In our example, "OpsWatch" is the operations team's agent. It knows trip volumes, delivery durations, and staffing levels. It doesn't know about fees, it doesn't know about SLAs.
After it is asked about operational assessment, it provides conclusions and recommendations grounded in real data. What would take hours with other approaches is done in seconds.
At the end, a few words about scope boundaries. When being asked about costs, it declines to answer and redirects to another custom agent since it understands that the question goes beyond its boundaries and suggests asking another custom-built agent - CostGuard. This is a design feature of scoped agents.
Closing the loop: Elastic Workflows from diagnosis to action
What we walked through here shows where observability is heading, away from staring at dashboards and toward asking questions. They will continue being useful, but investigations will start from the agent.
What previously was business knowledge in the head of a few can now be part of an agent's instructions, so when a new employee asks an open question, the agent knows exactly what queries to run to answer the question, and may even surface new insights.
After finding how agents diagnose incidents, the next question is: can they open tickets or notify teams?

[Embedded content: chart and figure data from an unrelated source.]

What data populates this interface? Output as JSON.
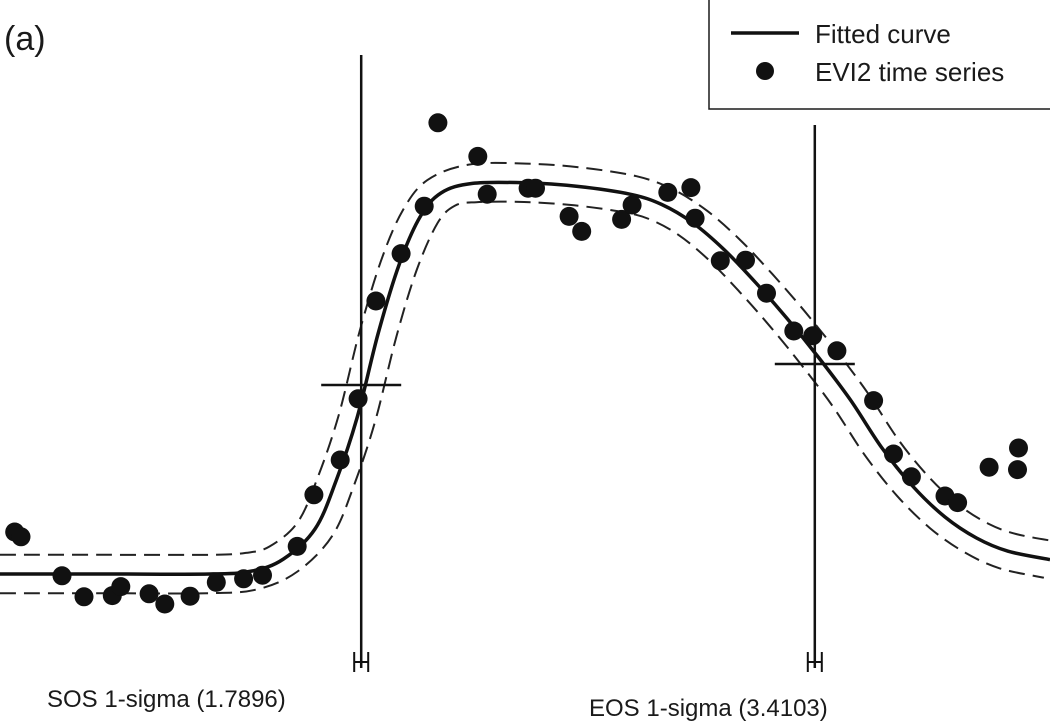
{
  "chart_data": {
    "type": "scatter",
    "panel_label": "(a)",
    "title": "",
    "xlabel": "",
    "ylabel": "",
    "xlim": [
      0,
      100
    ],
    "ylim": [
      0,
      100
    ],
    "grid": false,
    "axes_visible": false,
    "legend": {
      "position": "top-right",
      "entries": [
        {
          "label": "Fitted curve",
          "marker": "line"
        },
        {
          "label": "EVI2 time series",
          "marker": "dot"
        }
      ]
    },
    "series": [
      {
        "name": "EVI2 time series",
        "kind": "scatter",
        "points": [
          [
            1.4,
            18.0
          ],
          [
            2.0,
            17.2
          ],
          [
            5.9,
            10.7
          ],
          [
            8.0,
            7.2
          ],
          [
            10.7,
            7.4
          ],
          [
            11.5,
            8.9
          ],
          [
            14.2,
            7.7
          ],
          [
            15.7,
            6.0
          ],
          [
            18.1,
            7.3
          ],
          [
            20.6,
            9.6
          ],
          [
            23.2,
            10.2
          ],
          [
            25.0,
            10.8
          ],
          [
            28.3,
            15.6
          ],
          [
            29.9,
            24.2
          ],
          [
            32.4,
            30.0
          ],
          [
            34.1,
            40.2
          ],
          [
            35.8,
            56.5
          ],
          [
            38.2,
            64.4
          ],
          [
            40.4,
            72.3
          ],
          [
            41.7,
            86.2
          ],
          [
            45.5,
            80.6
          ],
          [
            46.4,
            74.3
          ],
          [
            50.3,
            75.3
          ],
          [
            51.0,
            75.3
          ],
          [
            54.2,
            70.6
          ],
          [
            55.4,
            68.1
          ],
          [
            59.2,
            70.1
          ],
          [
            60.2,
            72.5
          ],
          [
            63.6,
            74.6
          ],
          [
            65.8,
            75.4
          ],
          [
            66.2,
            70.3
          ],
          [
            68.6,
            63.2
          ],
          [
            71.0,
            63.3
          ],
          [
            73.0,
            57.8
          ],
          [
            75.6,
            51.5
          ],
          [
            77.4,
            50.7
          ],
          [
            79.7,
            48.2
          ],
          [
            83.2,
            39.9
          ],
          [
            85.1,
            31.0
          ],
          [
            86.8,
            27.2
          ],
          [
            90.0,
            24.0
          ],
          [
            91.2,
            22.9
          ],
          [
            94.2,
            28.8
          ],
          [
            96.9,
            28.4
          ],
          [
            97.0,
            32.0
          ]
        ]
      },
      {
        "name": "Fitted curve",
        "kind": "line",
        "points": [
          [
            0,
            11.0
          ],
          [
            10,
            11.0
          ],
          [
            20,
            11.0
          ],
          [
            24,
            11.5
          ],
          [
            27,
            13.5
          ],
          [
            30,
            18.5
          ],
          [
            32,
            26.5
          ],
          [
            34,
            37.0
          ],
          [
            36,
            51.0
          ],
          [
            38,
            62.5
          ],
          [
            40,
            70.5
          ],
          [
            42,
            74.5
          ],
          [
            45,
            76.1
          ],
          [
            50,
            76.2
          ],
          [
            55,
            75.6
          ],
          [
            60,
            74.3
          ],
          [
            63,
            72.6
          ],
          [
            66,
            69.5
          ],
          [
            69,
            65.0
          ],
          [
            72,
            59.5
          ],
          [
            75,
            53.5
          ],
          [
            78,
            47.0
          ],
          [
            81,
            40.0
          ],
          [
            84,
            32.0
          ],
          [
            87,
            25.5
          ],
          [
            90,
            20.5
          ],
          [
            93,
            17.0
          ],
          [
            96,
            14.8
          ],
          [
            100,
            13.4
          ]
        ]
      }
    ],
    "uncertainty_band": {
      "style": "dashed",
      "half_width": 3.2
    },
    "markers": [
      {
        "id": "sos",
        "label": "SOS 1-sigma (1.7896)",
        "x": 34.4,
        "y": 42.5
      },
      {
        "id": "eos",
        "label": "EOS 1-sigma (3.4103)",
        "x": 77.6,
        "y": 46.0
      }
    ]
  }
}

They recommend, but don't act. The gap between conversational AI and automated responses is covered by Elastic Workflows.
A workflow is a rule-triggered automation that can call external APIs (Jira, Slack, Teams, etc.) or execute follow-up Elasticsearch queries. For instance, create a Jira ticket with details or post a Slack message to a specific Slack topic, like #ops-alerts, with a summary.
When an alert fires, a Workflow triggers and calls the Agent Builder agent. The agent runs ES|QL queries, correlates the relevant metrics, and returns a diagnosis. The Workflow then executes the follow-up action (creating a Jira ticket, posting to Slack, or both) without any manual intervention.